If you look up “style” in the dictionary, more than a half-dozen definitions will face you, both nouns and verbs. At least two apply to this issue, one being “style” as a type of behaviour, as in “a stylish individual” or “she has style.” “Cool”, “suave” and “chic” come under that heading. The second most apposite meaning for our use in these pages is its application to describe a form, fashion or look, such as “military style” or “sporting style”. And these definitions work both for cars and watches.
Automobiles are prominent this quarter, the sorts of vehicles associated with the finest watches exhibiting similar styles in both usages of the term. Revolution includes an occasional series of features in which contributors Simon de Burton and Richard Holt link certain watches with specific cars and, more often than not, the pairings have nothing to do with official partnerships, like Bentley/Breitling or Bugatti/Parmigiani Fleurier. The task de Burton and Holt face is uncovering that almost indefinable commonality of style, shared between the two. It ain’t easy.
Part of me – the irritatingly pedantic, purist bit – prefers to match like with like, and not just in terms of the era. In such a case, both meanings of style apply. Were I to be blessed again with the ownership of a 1961/62 TR3B, I would prefer to drive it while wearing a watch of its era, evoking its visual style. Moreover, I would want the watch in question to be right in terms of its attitude: traversing the winding lanes of Kent in an attempt to turn back the clock would call for a sporting wristwatch, a period Lemania or Universal chronograph, perhaps, issued to the sort of flyboy who owned a Triumph back in the day. A Calatrava or a Tank somehow wouldn’t do.
Born This Way
As elusive as these connections may seem, they evoke an understanding of “style”, but beg a question: how does one acquire it? Worryingly, we’re veering into chicken-or-egg/nature-vs-nurture here, but one can usually tell if an individual’s style is forced or inherent.
It’s easy to imagine certain style gurus, the ones who are always trying too hard, as having pored over back issues of gents’ magazines in their youth, wishing their fathers wore tailored suits rather than off-the-peg and knew the difference between a Balthazar and a Nebuchadnezzar. Others, especially Italians, were simply born knowing which collar works best with which knot, and that you do not drink cappuccino after 11am.
Personal style – acquired or innate – can range from comical foppery (London is full of such preposterous-looking peacocks) to anachronistic young fogey (the genuinely authentic and priceless Jacob Rees-Mogg) to wannabee hip-hopper, classic roué or anything else one might care to project. But how does one find a style that works?
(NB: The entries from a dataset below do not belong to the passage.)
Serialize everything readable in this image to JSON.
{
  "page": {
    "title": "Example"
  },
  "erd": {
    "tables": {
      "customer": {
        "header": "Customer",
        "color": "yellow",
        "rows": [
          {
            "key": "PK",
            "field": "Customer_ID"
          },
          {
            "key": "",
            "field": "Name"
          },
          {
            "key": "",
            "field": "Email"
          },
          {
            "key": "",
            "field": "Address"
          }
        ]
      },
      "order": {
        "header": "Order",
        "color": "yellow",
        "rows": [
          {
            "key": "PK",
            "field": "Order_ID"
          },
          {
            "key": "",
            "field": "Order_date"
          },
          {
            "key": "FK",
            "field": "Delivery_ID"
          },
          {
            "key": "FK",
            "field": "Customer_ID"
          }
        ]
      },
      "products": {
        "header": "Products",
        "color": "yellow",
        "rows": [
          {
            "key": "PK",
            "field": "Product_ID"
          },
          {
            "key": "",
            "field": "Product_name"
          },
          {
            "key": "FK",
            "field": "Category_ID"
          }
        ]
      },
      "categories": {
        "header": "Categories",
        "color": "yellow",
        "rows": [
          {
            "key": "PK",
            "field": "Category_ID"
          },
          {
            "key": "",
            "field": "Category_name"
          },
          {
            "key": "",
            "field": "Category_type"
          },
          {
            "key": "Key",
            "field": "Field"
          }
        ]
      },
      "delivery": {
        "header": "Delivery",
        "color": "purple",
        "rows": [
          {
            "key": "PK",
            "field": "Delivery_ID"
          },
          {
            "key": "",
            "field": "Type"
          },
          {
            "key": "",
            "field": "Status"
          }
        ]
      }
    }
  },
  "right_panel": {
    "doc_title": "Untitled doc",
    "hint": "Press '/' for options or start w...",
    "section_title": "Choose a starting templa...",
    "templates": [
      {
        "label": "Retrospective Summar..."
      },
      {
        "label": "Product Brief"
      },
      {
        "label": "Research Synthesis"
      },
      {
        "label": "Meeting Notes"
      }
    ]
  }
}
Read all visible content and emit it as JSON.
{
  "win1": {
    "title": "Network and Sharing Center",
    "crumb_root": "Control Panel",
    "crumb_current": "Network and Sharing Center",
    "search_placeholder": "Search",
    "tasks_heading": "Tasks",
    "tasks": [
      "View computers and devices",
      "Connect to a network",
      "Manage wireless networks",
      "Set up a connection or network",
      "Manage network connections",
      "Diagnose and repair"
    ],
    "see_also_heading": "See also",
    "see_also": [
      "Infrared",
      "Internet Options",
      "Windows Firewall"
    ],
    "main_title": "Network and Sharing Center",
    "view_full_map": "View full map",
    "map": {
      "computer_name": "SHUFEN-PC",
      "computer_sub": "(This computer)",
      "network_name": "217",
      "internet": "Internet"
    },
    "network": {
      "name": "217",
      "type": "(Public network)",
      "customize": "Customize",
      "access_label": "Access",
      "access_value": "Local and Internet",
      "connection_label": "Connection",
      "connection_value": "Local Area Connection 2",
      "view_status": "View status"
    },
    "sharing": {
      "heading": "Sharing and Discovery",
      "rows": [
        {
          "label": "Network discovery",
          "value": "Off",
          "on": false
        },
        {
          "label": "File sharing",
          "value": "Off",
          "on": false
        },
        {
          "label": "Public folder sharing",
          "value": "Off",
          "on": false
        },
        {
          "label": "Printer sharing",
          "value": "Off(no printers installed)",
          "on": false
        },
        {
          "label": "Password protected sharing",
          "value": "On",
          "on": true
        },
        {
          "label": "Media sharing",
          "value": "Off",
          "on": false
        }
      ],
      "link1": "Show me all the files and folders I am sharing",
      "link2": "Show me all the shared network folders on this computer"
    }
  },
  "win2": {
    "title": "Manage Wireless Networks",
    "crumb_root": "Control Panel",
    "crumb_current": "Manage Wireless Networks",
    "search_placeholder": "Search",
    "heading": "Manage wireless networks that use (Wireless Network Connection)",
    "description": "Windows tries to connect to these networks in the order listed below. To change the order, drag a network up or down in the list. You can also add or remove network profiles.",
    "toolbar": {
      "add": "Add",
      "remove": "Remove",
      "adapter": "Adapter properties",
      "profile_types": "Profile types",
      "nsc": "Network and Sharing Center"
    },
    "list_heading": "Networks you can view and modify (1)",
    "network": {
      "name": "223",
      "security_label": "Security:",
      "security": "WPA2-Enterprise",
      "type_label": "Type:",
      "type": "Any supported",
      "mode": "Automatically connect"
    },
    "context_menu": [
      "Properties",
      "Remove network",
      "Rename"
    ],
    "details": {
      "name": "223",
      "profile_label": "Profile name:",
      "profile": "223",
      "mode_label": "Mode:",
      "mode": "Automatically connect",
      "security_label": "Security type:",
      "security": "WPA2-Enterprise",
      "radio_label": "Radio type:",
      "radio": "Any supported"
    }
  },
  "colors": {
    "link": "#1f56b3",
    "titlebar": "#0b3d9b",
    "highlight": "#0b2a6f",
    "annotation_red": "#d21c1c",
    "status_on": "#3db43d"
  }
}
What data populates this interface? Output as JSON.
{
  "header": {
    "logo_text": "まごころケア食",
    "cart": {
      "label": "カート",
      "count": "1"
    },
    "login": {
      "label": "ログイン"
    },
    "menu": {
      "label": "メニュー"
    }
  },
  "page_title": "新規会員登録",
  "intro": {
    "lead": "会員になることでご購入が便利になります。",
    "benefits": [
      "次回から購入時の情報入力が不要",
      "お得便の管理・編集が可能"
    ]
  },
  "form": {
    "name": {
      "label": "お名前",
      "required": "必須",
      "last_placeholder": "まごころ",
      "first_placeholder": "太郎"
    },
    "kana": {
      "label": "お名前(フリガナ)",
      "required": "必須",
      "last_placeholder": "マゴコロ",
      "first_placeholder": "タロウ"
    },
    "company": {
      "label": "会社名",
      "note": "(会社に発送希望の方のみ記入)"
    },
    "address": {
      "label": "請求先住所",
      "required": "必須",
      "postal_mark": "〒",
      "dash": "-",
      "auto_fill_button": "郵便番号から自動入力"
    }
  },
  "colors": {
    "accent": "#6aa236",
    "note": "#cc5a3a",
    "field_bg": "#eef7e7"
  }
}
For some, corpulence, a lack of funds, baldness, age or other conditions may mitigate against living the style we aspire to or appreciate. They say there’s a skinny person trying to escape from within every obese individual. So, too, is there probably an Alain Delon within every Woody Allen. The genius of Allen, however, makes aspirations to be anything else somehow meaningless or shallow, and it was the basis for his early comedies: the nebbish as lothario. In other words, Allen’s style is unique.
Can’t Buy It
And that is probably the ultimate style. Any schmuck with an Amex Centurion can run up a massive bill on Mount Street. He – or she – will not be exhibiting style, necessarily, so much as a knack for spending on big ticket brands. I will never forget the time when the table opposite consisted of a half-dozen ladies-who-lunch, and the PR person dining with me proceeded to name every handbag, pair of shoes, wristwatch, bracelet, ring, jacket, etc, from two metres away. Had we been closer, she would have named the scents.
That half-dozen, despite providing a compendium of A-list brands, did not exhibit style, for they were interchangeable. If they were junkies, they’d have shared needles, because they certainly used the same Botox pusher. All I could think of, upon seeing this mass lack of imagination, was again Woody Allen, who gave us Diane Keaton in Annie Hall. Like the look or loathe it, she had – and has – style.
Me? I will never be recognised for my inner David Niven so much as my outer Danny DeVito, but I got over that back in 1967. I still rely on sommeliers to choose wines. I will never own a 1938 Bugatti Type 57SC Atlantic or a Lempicka. But there’s one thing nobody tells me to do: which watch to wear. Today, it’s a 1961 Eterna KonTiki. And I found out about that all by myself.